The Minnesota Vikings are a middling NFL team, with promise at quarterback in Teddy Bridgewater, but there’s nothing really special about them to justify leaving them on Earth. Football Outsiders calculated the snap-weighted age of each team in April, and the Vikings averaged at 26.2 years old, the 27th-youngest team in the league. They’ll be fine with a 10-year trip. The players could all absorb some great experience for road games. It’ll keep them disciplined, and no one on Pluto could get them into trouble.
Roger Goodell should be all for this idea. The move will expand the league’s fanbase, and get those highly coveted Pluto dollars, or whatever currency they have there. If the Jaguars can play home games in London, why can’t the Vikings play home games on Pluto? Plus, by default, the Vikings would be the best football team on the (dwarf) planet. The land isn’t owned by anyone, so owner Zygi Wilf can build as big of a stadium as he wants. There aren’t any zoning laws on Pluto; go crazy with it.

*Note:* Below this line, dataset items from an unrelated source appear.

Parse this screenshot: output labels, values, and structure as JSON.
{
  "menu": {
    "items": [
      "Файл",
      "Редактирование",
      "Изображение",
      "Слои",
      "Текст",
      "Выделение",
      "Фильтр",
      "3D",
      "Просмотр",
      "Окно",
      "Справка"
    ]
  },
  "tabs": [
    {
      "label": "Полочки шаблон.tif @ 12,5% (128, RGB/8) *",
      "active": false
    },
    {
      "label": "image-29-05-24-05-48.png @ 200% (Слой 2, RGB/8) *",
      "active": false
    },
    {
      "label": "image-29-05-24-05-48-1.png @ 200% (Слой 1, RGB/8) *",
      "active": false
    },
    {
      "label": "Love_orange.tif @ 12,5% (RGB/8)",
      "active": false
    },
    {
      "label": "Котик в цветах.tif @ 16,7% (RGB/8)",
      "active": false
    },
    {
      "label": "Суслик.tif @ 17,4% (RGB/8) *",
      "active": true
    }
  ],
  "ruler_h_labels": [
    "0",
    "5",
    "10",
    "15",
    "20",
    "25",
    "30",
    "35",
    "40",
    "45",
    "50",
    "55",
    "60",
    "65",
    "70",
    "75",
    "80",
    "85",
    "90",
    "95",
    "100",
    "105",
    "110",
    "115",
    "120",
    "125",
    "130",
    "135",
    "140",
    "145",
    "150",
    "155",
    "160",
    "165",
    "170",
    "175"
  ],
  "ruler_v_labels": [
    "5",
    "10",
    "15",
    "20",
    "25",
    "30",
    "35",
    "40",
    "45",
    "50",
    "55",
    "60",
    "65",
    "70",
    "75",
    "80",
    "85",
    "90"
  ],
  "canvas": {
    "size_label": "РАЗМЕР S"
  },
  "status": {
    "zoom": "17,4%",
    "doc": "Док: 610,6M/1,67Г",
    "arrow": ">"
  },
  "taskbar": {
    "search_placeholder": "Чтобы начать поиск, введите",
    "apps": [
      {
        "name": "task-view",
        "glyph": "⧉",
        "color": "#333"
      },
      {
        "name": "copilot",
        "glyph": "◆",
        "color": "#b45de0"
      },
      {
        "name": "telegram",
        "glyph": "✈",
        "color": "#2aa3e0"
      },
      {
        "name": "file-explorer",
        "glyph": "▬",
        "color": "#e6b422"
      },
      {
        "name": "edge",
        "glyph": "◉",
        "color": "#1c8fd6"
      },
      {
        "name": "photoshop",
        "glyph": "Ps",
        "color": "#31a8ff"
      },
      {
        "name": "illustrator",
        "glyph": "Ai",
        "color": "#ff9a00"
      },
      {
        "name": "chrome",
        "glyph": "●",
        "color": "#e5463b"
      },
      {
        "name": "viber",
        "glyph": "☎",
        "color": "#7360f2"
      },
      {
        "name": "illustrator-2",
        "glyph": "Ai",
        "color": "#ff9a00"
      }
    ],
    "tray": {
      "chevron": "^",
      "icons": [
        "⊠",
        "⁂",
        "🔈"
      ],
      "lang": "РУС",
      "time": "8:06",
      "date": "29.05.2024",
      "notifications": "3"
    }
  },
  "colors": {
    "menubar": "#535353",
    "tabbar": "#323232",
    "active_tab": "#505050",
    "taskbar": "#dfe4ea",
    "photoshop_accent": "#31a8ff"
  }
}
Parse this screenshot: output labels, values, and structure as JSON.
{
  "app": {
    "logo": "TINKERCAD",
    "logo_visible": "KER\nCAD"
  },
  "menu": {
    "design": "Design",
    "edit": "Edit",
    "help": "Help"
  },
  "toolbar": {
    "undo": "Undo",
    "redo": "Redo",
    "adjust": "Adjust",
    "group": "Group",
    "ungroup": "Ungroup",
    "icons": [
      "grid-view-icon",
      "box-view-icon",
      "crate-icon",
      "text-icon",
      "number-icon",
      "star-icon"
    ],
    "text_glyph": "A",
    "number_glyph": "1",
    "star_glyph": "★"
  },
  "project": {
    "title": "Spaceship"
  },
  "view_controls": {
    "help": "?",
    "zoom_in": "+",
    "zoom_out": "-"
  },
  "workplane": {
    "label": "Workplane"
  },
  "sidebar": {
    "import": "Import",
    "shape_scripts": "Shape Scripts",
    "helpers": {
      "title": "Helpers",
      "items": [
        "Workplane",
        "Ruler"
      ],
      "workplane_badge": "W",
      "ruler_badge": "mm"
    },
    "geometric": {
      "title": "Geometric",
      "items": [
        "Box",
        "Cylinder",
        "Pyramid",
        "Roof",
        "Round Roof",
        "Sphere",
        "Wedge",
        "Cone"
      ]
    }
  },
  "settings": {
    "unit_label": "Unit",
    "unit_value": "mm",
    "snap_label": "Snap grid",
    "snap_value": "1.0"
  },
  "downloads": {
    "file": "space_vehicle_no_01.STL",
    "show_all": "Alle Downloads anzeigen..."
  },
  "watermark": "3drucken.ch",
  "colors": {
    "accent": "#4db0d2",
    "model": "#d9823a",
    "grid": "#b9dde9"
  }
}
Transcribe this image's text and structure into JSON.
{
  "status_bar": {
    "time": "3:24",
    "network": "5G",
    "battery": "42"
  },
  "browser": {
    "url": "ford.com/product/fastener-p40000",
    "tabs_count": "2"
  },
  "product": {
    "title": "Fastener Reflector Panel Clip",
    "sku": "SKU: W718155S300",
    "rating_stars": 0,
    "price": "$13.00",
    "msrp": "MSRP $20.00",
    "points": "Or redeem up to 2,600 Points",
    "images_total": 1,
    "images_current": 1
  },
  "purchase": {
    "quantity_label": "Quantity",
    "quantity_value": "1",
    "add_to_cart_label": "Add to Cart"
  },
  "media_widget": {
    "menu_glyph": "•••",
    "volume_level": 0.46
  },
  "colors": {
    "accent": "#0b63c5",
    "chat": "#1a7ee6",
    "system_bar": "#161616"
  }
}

Here’s the rationale: Instead of choosing between jaw-dropping photos of a dwarf planet 4.67 billion miles (or 7.5 billion kilometers) away from Earth, or Cordarrelle Patterson making three-yard catches on stunning HD video screens all around the stadium, why not jaw-dropping photos of Cordarrelle Patterson making three-yard catches on a dwarf planet 4.67 billion miles (or 7.5 billion kilometers) away from Earth? Sure, the replays would take a bit to return to our planet, but that’s fine.